Welcome to the SEC Invitational, Take Two. Thanks to a quirk of scheduling and bracketing, every SEC team to qualify for the national semifinals is in the same side of the bracket. Therefore, at nationals, LSU faces a bunch of familiar foes: Florida, Alabama, Georgia, Nebraska, and Michigan.
Meanwhile, the other side of the bracket has four Pac-12 team squaring off, along with Oklahoma and Denver. LSU needs to beat a bunch of teams it has spent the season beating, and then hopefully square off with Oklahoma for the national title in the Super Six.
Every team at this point is terrific, and there are no easy marks, but from LSU’s perspective, this is a two-team meet: LSU versus Oklahoma. LSU needs to reenact its regular season dominance to earn a shot at the best team in the country.
One major hurdle is the rotation schedule. LSU starts on a bye, and then goes to the floor and vault, finishing up on the bars and then the beam. This means LSU needs to build a lead early because the lower scoring rotations come near the end, as well as LSU’s weakest rotation of the uneven bars.
LSU is fully capable of setting the tone early, but the Tigers are in the unfortunate position of needing a big start on their highest scoring events to build a lead. You don’t want to go into the beam needing a big score to come back.
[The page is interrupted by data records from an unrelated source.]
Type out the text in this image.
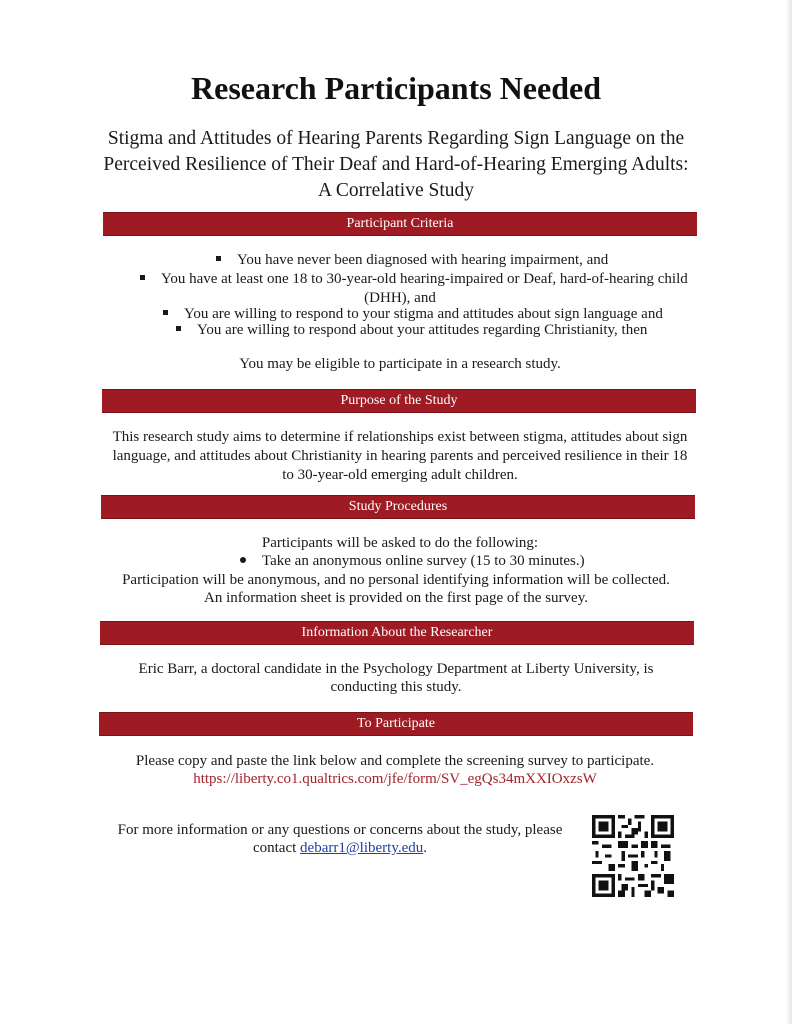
Research Participants Needed
Stigma and Attitudes of Hearing Parents Regarding Sign Language on the Perceived Resilience of Their Deaf and Hard-of-Hearing Emerging Adults: A Correlative Study
Participant Criteria
You have never been diagnosed with hearing impairment, and
You have at least one 18 to 30-year-old hearing-impaired or Deaf, hard-of-hearing child
(DHH), and
You are willing to respond to your stigma and attitudes about sign language and
You are willing to respond about your attitudes regarding Christianity, then
You may be eligible to participate in a research study.
Purpose of the Study
This research study aims to determine if relationships exist between stigma, attitudes about sign
language, and attitudes about Christianity in hearing parents and perceived resilience in their 18
to 30-year-old emerging adult children.
Study Procedures
Participants will be asked to do the following:
Take an anonymous online survey (15 to 30 minutes.)
Participation will be anonymous, and no personal identifying information will be collected.
An information sheet is provided on the first page of the survey.
Information About the Researcher
Eric Barr, a doctoral candidate in the Psychology Department at Liberty University, is
conducting this study.
To Participate
Please copy and paste the link below and complete the screening survey to participate.
https://liberty.co1.qualtrics.com/jfe/form/SV_egQs34mXXIOxzsW
For more information or any questions or concerns about the study, please
contact debarr1@liberty.edu.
Let’s look at our contenders…
LSU’s team RQS has significant distance from the field, but it’s also a good step behind Oklahoma. When you look at the peak performance, it’s the same story. LSU and Oklahoma are the only two schools to top a 198.000 this season, except for the boom-or-bust UCLA Bruins.
The Tigers’ average score is nearly three tenths of a point higher than the third-ranked Gators, and it is a full six tenths of a point ahead of fourth-ranked Utah. By all rights, this should be a two-team meet. The thing is, the other schools aren’t going to just stand by and watch. Last year, LSU wasn’t supposed to be a factor, and they held the lead in the final rotation.
The biggest worry is current form. LSU had been killing it recently, getting better and better right in time for Nationals, only to take a small step backwards in Lincoln. It wasn’t a bad score, but LSU wobbled a bit and didn’t put the hammer down. Meanwhile, Oklahoma looks like they are in peak form.
Here’s the sad truth: Oklahoma is better than LSU. They rate higher on three of four rotations, trailing only on the vault. LSU is runner up to Oklahoma’s first place score elsewhere. Oklahoma hits higher peaks, has a higher average, and is on better form right now. If both teams come out and have their best meet, Oklahoma wins.
That doesn’t mean this is an unwinnable meet. It doesn’t even make it a huge upset for LSU to win. There’s a gap there, but it is not insurmountable. But the key here is that LSU must be perfect. There can be no missteps, no wobbles, no nothing. Oklahoma has near metronome-like efficiency. They will not leave the door open most likely.
LSU needs to kick it in. Just like dragons do. #DrgnSzn
ESPN’s coverage of the Gymnastics championship weekend is already underway right now on ESPN2. LSU’s semifinal will start on ESPNU at 7pm CT. If the Tigers advance, they’ll turn right around and compete in the Super Six at 8pm on Saturday. As with the SEC Championship and some SEC meets this year, ESPN is supplementing the TV feed with WatchESPN:
“Both days of coverage from St. Louis will once again be surrounded with a customized second-screen experience available on WatchESPN and the ESPN app. Viewers are able to stream each individual apparatus or a quad-box view called “All-Around”. The “All-Around” channel presents a streaming view of every apparatus live, at the same time, on one screen. The second-screen experience allows fans to stream their preferred gymnast or team live on one device while watching comprehensive coverage of the overall meet on their television.
Each apparatus feed also provides real-time data and scores from the athletes and teams.”